血清多肽组学作为I期-IIb期非小细胞肺癌标志物的初步研究

侯跃龙 郭洪琦 郭永宽 张玉坤 韩洪利

非小细胞肺癌（non-small cell lung cancer, NSCLC）是最为常见的一种肺癌类型，其发病率约占肺癌患者的85%[1]。由于NSCLC发病隐匿，缺乏早期筛查的特异性标志物，多数患者就诊时已处于晚期阶段，常伴随淋巴结及远处转移，导致其5年生存率较低，预后也不理想。研究认为，通过对NSCLC高危人群进行有效筛查，确立早期NSCLC发病人群并采取有效的治疗措施，可以显著提高NSCLC病患的生存率，改善其预后[2]。多年来，大量的科学研究关注于多种肿瘤生物标志物的探索和开发[3-5]，但目前临床对于早期NSCLC患者的筛查，尚缺乏特异性标志物的辅助诊断。

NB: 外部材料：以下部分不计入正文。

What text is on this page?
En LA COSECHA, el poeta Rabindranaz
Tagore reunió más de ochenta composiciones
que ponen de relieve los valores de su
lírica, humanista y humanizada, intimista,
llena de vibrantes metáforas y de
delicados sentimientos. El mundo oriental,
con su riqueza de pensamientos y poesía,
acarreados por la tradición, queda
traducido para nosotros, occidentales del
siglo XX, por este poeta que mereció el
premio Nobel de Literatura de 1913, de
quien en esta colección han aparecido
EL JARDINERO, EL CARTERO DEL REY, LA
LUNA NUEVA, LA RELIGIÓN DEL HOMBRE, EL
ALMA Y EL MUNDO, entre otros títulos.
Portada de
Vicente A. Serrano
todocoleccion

多肽组学是一种分析多肽链结构、功能及其变化规律的组学技术，是蛋白1组学的深入补充。近年来，越来越多的科研工作者尝试利用多肽组学技术，对各类疾病进行早期筛查和预后评估，并发现了一系列生物标志物[6-8]。因此，本文旨在通过血清多肽组学分析技术，比较正常健康人群、肺部良性病变患者、早期NSCLC患者血清中的差异多肽片段，筛选和鉴定早期NSCLC患者的肿瘤生物标志物，从而以新的角度为NSCLC的早期诊断提供线索和依据。

1 材料与方法

1.1 一般资料 收集2016年9月-2017年9月天津市第三中心医院住院收治的27例初诊NSCLC早期患者的血清样本，患者中位年龄61.5岁（50岁-74岁），其中男性17例、女性10例，肺癌术后TNM分期：Ia期-IIb期，分型包括12例鳞癌、12例腺癌、1例腺鳞癌、2例大细胞癌。同时收集26例肺部良性病变患者的血清样本，年龄54.7岁（36岁-69岁），其中男性16例、女性10例，良性病类型包括肺囊肿、结核球、机化性肺炎、硬化性血管瘤、炎性假瘤、错构瘤、肉芽肿炎及非典型腺瘤样增生。另外采集14例健康体检人群的血清样品，年龄52（21岁-59岁），其中男性8例、女性6例（表1）。所有NSCLC组和良性组患者在血清样本采集前均未进行手术、放化疗及介入等治疗，且术后均得到明确的病理学证实。所有纳入实验的研究对象均已签署知情同意书。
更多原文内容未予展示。